I can either write volumes about healthcare, or keep it short and sweet. I choose the latter.
Healthcare for all: I believe that everyone should have the right to healthcare, and access to healthcare. It should not be dependent on employment, or quality of employment, or where you, as an Iowan – as an American – live or work. It should not depend on accident of birth or how much you earn.
Healthcare for the whole person: I also believe that healthcare must cover the whole person. In addition to what “traditional” health insurance covers, mental health care, dental care, vision and hearing should all be part and parcel of healthcare. It is good for people, and healthy people also happen to be good for our economy. I don’t ever want to see another “go fund me” site for someone who experienced a medical emergency or had an accident. That is not how we take care of our people.
Piecemeal history: The consolidation of the system that ties health insurance to employers dates back to World War II. The federal government was rationing goods, even as factories ramped up production, and they needed to attract workers. Factory owners needed a way to lure employees (money did not help, since people could not buy more goods because of rationing), so they turned to fringe benefits, offering increasingly generous health plans. Then, in 1943, the IRS ruled that employer-based health care should be tax free.

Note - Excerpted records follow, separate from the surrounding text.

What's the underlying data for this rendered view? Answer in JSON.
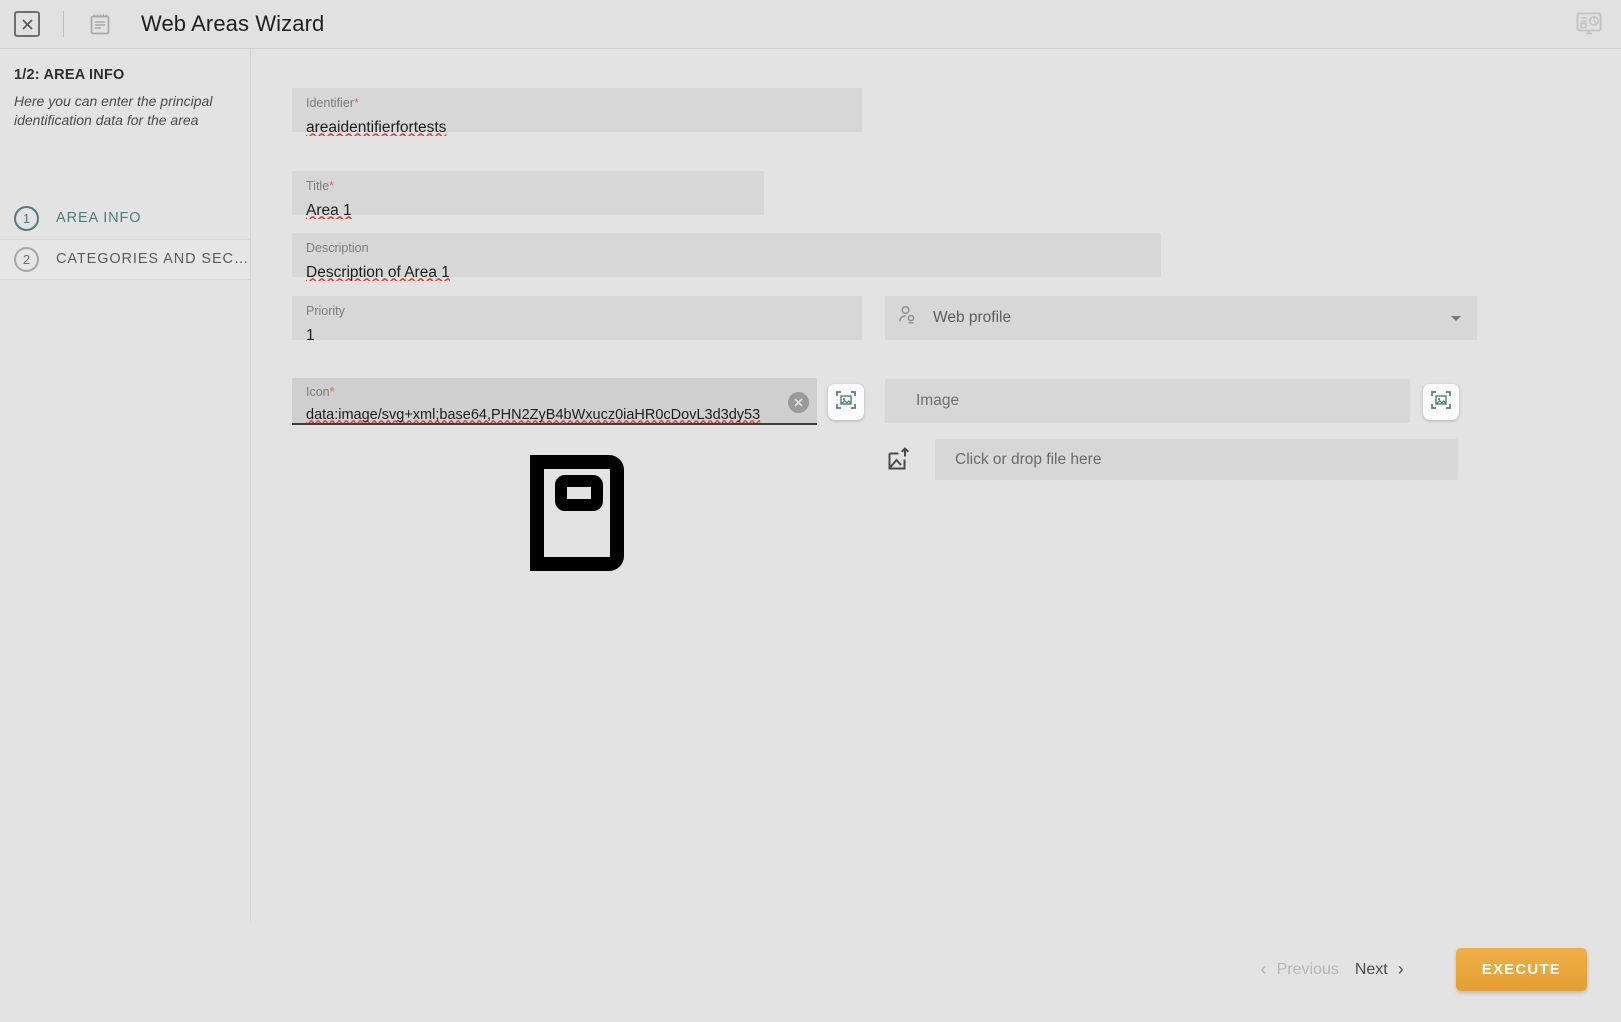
{
  "header": {
    "close_icon": "close-box-icon",
    "note_icon": "notepad-icon",
    "title": "Web Areas Wizard",
    "dashboard_icon": "monitor-chart-icon"
  },
  "sidebar": {
    "step_title": "1/2: AREA INFO",
    "step_description": "Here you can enter the principal identification data for the area",
    "steps": [
      {
        "number": "1",
        "label": "AREA INFO",
        "active": true
      },
      {
        "number": "2",
        "label": "CATEGORIES AND SEC…",
        "active": false
      }
    ]
  },
  "form": {
    "identifier": {
      "label": "Identifier",
      "required": "*",
      "value": "areaidentifierfortests"
    },
    "title": {
      "label": "Title",
      "required": "*",
      "value": "Area 1"
    },
    "description": {
      "label": "Description",
      "required": "",
      "value": "Description of Area 1"
    },
    "priority": {
      "label": "Priority",
      "required": "",
      "value": "1"
    },
    "web_profile": {
      "icon": "user-badge-icon",
      "placeholder": "Web profile",
      "caret": "chevron-down-icon"
    },
    "icon_field": {
      "label": "Icon",
      "required": "*",
      "value": "data:image/svg+xml;base64,PHN2ZyB4bWxucz0iaHR0cDovL3d3dy53",
      "clear_icon": "clear-circle-icon"
    },
    "image_field": {
      "placeholder": "Image"
    },
    "scan_button_1": {
      "icon": "image-scan-icon"
    },
    "scan_button_2": {
      "icon": "image-scan-icon"
    },
    "dropzone": {
      "icon": "image-upload-icon",
      "label": "Click or drop file here"
    },
    "preview": {
      "icon": "book-preview-icon"
    }
  },
  "footer": {
    "previous_label": "Previous",
    "previous_icon": "chevron-left-icon",
    "next_label": "Next",
    "next_icon": "chevron-right-icon",
    "execute_label": "EXECUTE"
  },
  "colors": {
    "accent_teal": "#4d7f7a",
    "execute_orange": "#e8a63c",
    "required_asterisk": "#d4744a",
    "page_background": "#e3e3e3",
    "field_background": "#d7d7d7"
  }
}
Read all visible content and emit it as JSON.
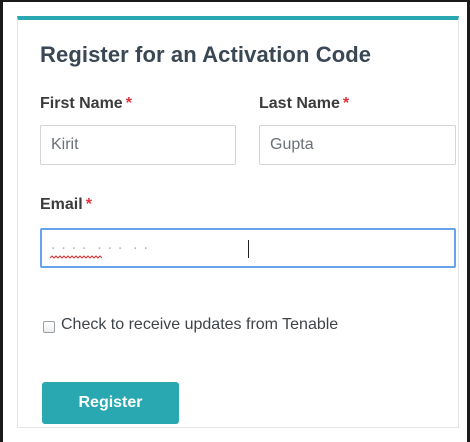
{
  "form": {
    "title": "Register for an Activation Code",
    "first_name": {
      "label": "First Name",
      "required_mark": "*",
      "value": "Kirit"
    },
    "last_name": {
      "label": "Last Name",
      "required_mark": "*",
      "value": "Gupta"
    },
    "email": {
      "label": "Email",
      "required_mark": "*",
      "value": ""
    },
    "updates_checkbox": {
      "label": "Check to receive updates from Tenable",
      "checked": false
    },
    "register_label": "Register"
  },
  "colors": {
    "accent": "#2aa8b1",
    "required": "#e0333a",
    "focus_border": "#66a3e8",
    "title": "#3a4754"
  }
}
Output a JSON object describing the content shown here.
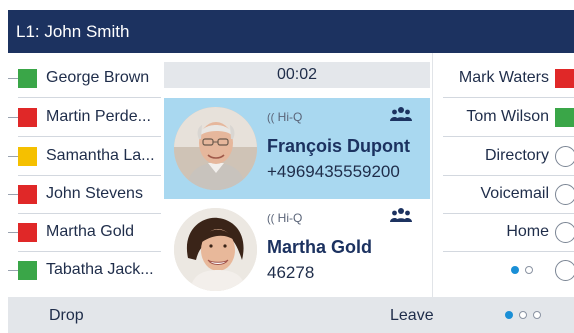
{
  "title_bar": {
    "line_label": "L1: John Smith"
  },
  "left_keys": [
    {
      "name": "George Brown",
      "status_color": "#3aa648"
    },
    {
      "name": "Martin Perde...",
      "status_color": "#e02828"
    },
    {
      "name": "Samantha La...",
      "status_color": "#f5c000"
    },
    {
      "name": "John Stevens",
      "status_color": "#e02828"
    },
    {
      "name": "Martha Gold",
      "status_color": "#e02828"
    },
    {
      "name": "Tabatha Jack...",
      "status_color": "#3aa648"
    }
  ],
  "call_timer": "00:02",
  "calls": [
    {
      "audio_badge": "Hi-Q",
      "name": "François Dupont",
      "number": "+4969435559200",
      "active": true,
      "icons": [
        "hiq-audio-icon",
        "conference-group-icon"
      ]
    },
    {
      "audio_badge": "Hi-Q",
      "name": "Martha Gold",
      "number": "46278",
      "active": false,
      "icons": [
        "hiq-audio-icon",
        "conference-group-icon"
      ]
    }
  ],
  "right_keys": [
    {
      "name": "Mark Waters",
      "status_color": "#e02828"
    },
    {
      "name": "Tom Wilson",
      "status_color": "#3aa648"
    },
    {
      "name": "Directory",
      "status_color": null
    },
    {
      "name": "Voicemail",
      "status_color": null
    },
    {
      "name": "Home",
      "status_color": null
    }
  ],
  "right_page_indicator": {
    "current": 1,
    "total": 2
  },
  "softkeys": {
    "key1": "Drop",
    "key3": "Leave"
  },
  "softkey_page_indicator": {
    "current": 1,
    "total": 3
  },
  "colors": {
    "title_bar": "#1c3260",
    "active_call": "#a9d8f0",
    "accent": "#1a8fd6"
  }
}
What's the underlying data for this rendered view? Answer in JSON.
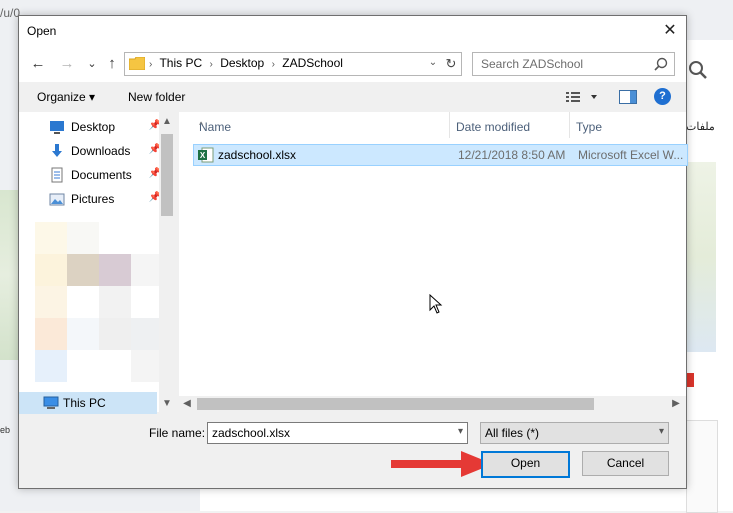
{
  "background": {
    "url_fragment": "/u/0",
    "arabic_text": "ملفات",
    "left_text": "eb"
  },
  "dialog": {
    "title": "Open",
    "close_glyph": "✕",
    "address": {
      "crumbs": [
        "This PC",
        "Desktop",
        "ZADSchool"
      ],
      "dropdown_glyph": "⌄",
      "refresh_glyph": "↻"
    },
    "nav_buttons": {
      "back": "←",
      "forward": "→",
      "recent": "⌄",
      "up": "↑"
    },
    "search": {
      "placeholder": "Search ZADSchool"
    },
    "toolbar": {
      "organize": "Organize ▾",
      "new_folder": "New folder",
      "help": "?"
    },
    "nav_items": [
      {
        "label": "Desktop",
        "icon": "desktop-icon",
        "pin": "📌"
      },
      {
        "label": "Downloads",
        "icon": "downloads-icon",
        "pin": "📌"
      },
      {
        "label": "Documents",
        "icon": "documents-icon",
        "pin": "📌"
      },
      {
        "label": "Pictures",
        "icon": "pictures-icon",
        "pin": "📌"
      }
    ],
    "this_pc": "This PC",
    "columns": {
      "name": "Name",
      "date": "Date modified",
      "type": "Type"
    },
    "files": [
      {
        "name": "zadschool.xlsx",
        "date": "12/21/2018 8:50 AM",
        "type": "Microsoft Excel W...",
        "icon": "excel-icon",
        "selected": true
      }
    ],
    "file_name_label": "File name:",
    "file_name_value": "zadschool.xlsx",
    "file_type_filter": "All files (*)",
    "open_button": "Open",
    "cancel_button": "Cancel"
  },
  "colors": {
    "selection": "#cce8ff",
    "accent": "#0078d7",
    "annotation_arrow": "#e53935"
  }
}
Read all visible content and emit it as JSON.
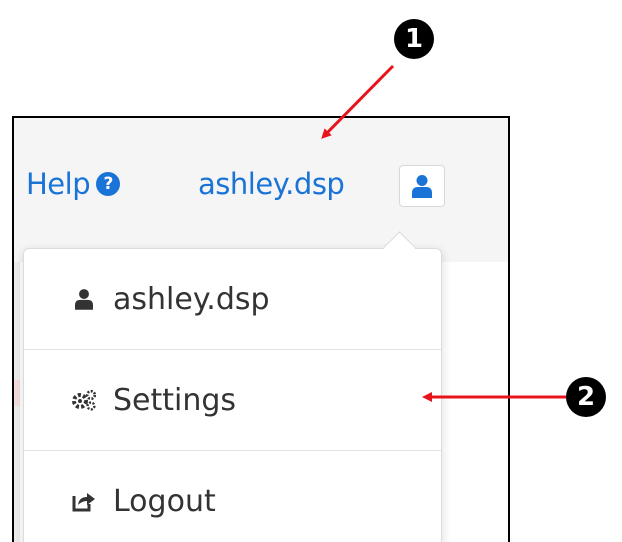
{
  "header": {
    "help_label": "Help",
    "help_icon": "question-circle-icon",
    "username": "ashley.dsp",
    "user_icon": "user-icon"
  },
  "dropdown": {
    "items": [
      {
        "label": "ashley.dsp",
        "icon": "user-icon"
      },
      {
        "label": "Settings",
        "icon": "gears-icon"
      },
      {
        "label": "Logout",
        "icon": "share-square-icon"
      }
    ]
  },
  "callouts": {
    "one": "1",
    "two": "2"
  },
  "colors": {
    "link": "#1a73d6",
    "menu_text": "#333333",
    "arrow": "#e8141b",
    "topbar_bg": "#f5f5f5"
  }
}
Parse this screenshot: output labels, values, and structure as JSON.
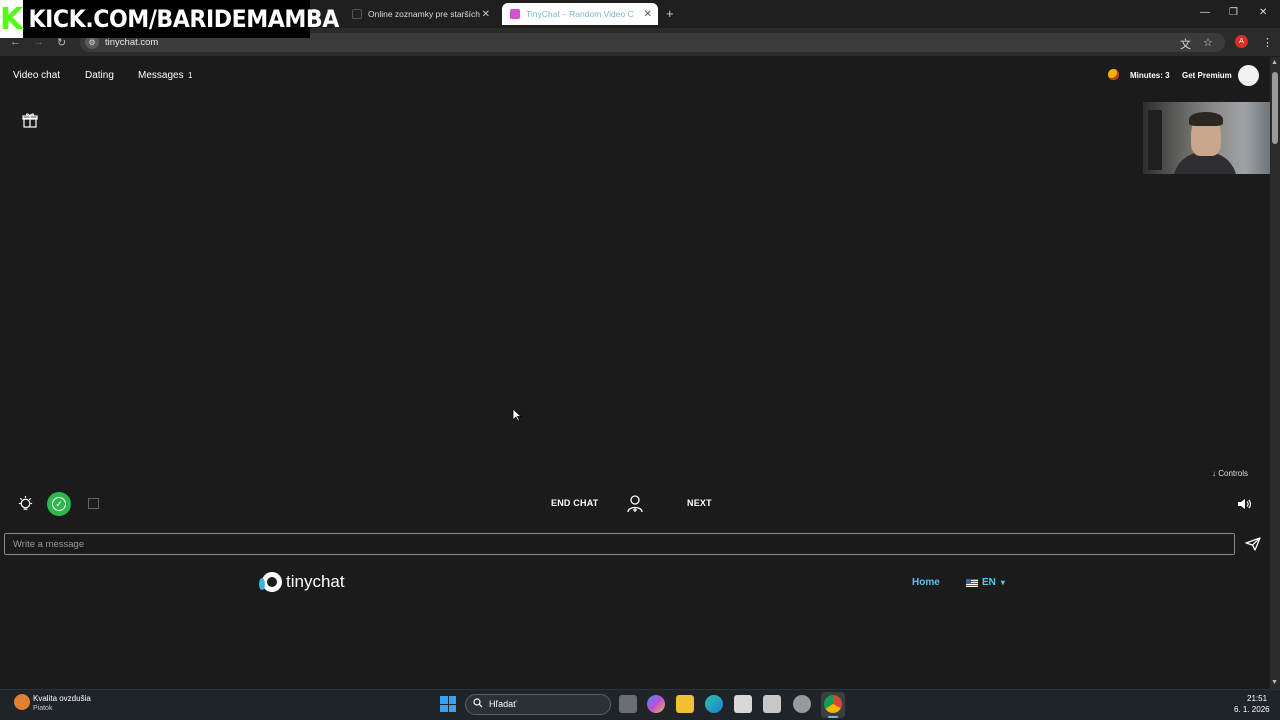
{
  "overlay": {
    "kick_logo": "K",
    "kick_text": "KICK.COM/BARIDEMAMBA"
  },
  "browser": {
    "tabs": [
      {
        "label": "Online zoznamky pre starších",
        "close": "✕"
      },
      {
        "label": "TinyChat – Random Video C",
        "close": "✕"
      }
    ],
    "new_tab": "+",
    "window_controls": {
      "minimize": "—",
      "maximize": "❐",
      "close": "✕"
    },
    "url": "tinychat.com",
    "profile_initial": "A"
  },
  "site": {
    "nav": {
      "video_chat": "Video chat",
      "dating": "Dating",
      "messages": "Messages",
      "messages_count": "1"
    },
    "minutes": "Minutes: 3",
    "premium": "Get Premium",
    "controls_link": "↓ Controls",
    "end_chat": "END CHAT",
    "next": "NEXT",
    "message_placeholder": "Write a message",
    "brand": "tinychat",
    "home": "Home",
    "language": "EN",
    "language_caret": "▾"
  },
  "taskbar": {
    "weather_title": "Kvalita ovzdušia",
    "weather_sub": "Piatok",
    "search_placeholder": "Hľadať",
    "time": "21:51",
    "date": "6. 1. 2026"
  },
  "colors": {
    "page_bg": "#1b1b1b",
    "accent_blue": "#57c7f0",
    "kick_green": "#53fc18",
    "check_green": "#2db84d"
  }
}
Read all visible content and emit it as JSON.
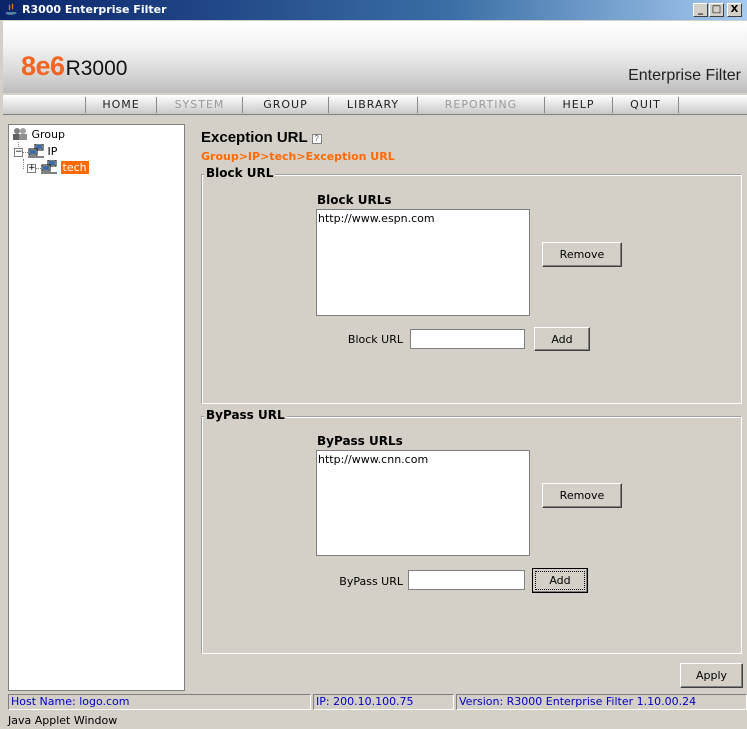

No one thought this through; there was no grand plan. It developed by accident as a response to economic conditions and availability of goods at the time.
We need healthcare that all can access. It can be Medicare for all, it can be a universal healthcare system, or some hybrid. The important thing is that we finally decide, as have most other “first world” countries, that our people have a right to health care, regardless of whether they are in the top 1% or the 99%. It will help our people, be an equalizer, and propel us forward. It is the right thing to do.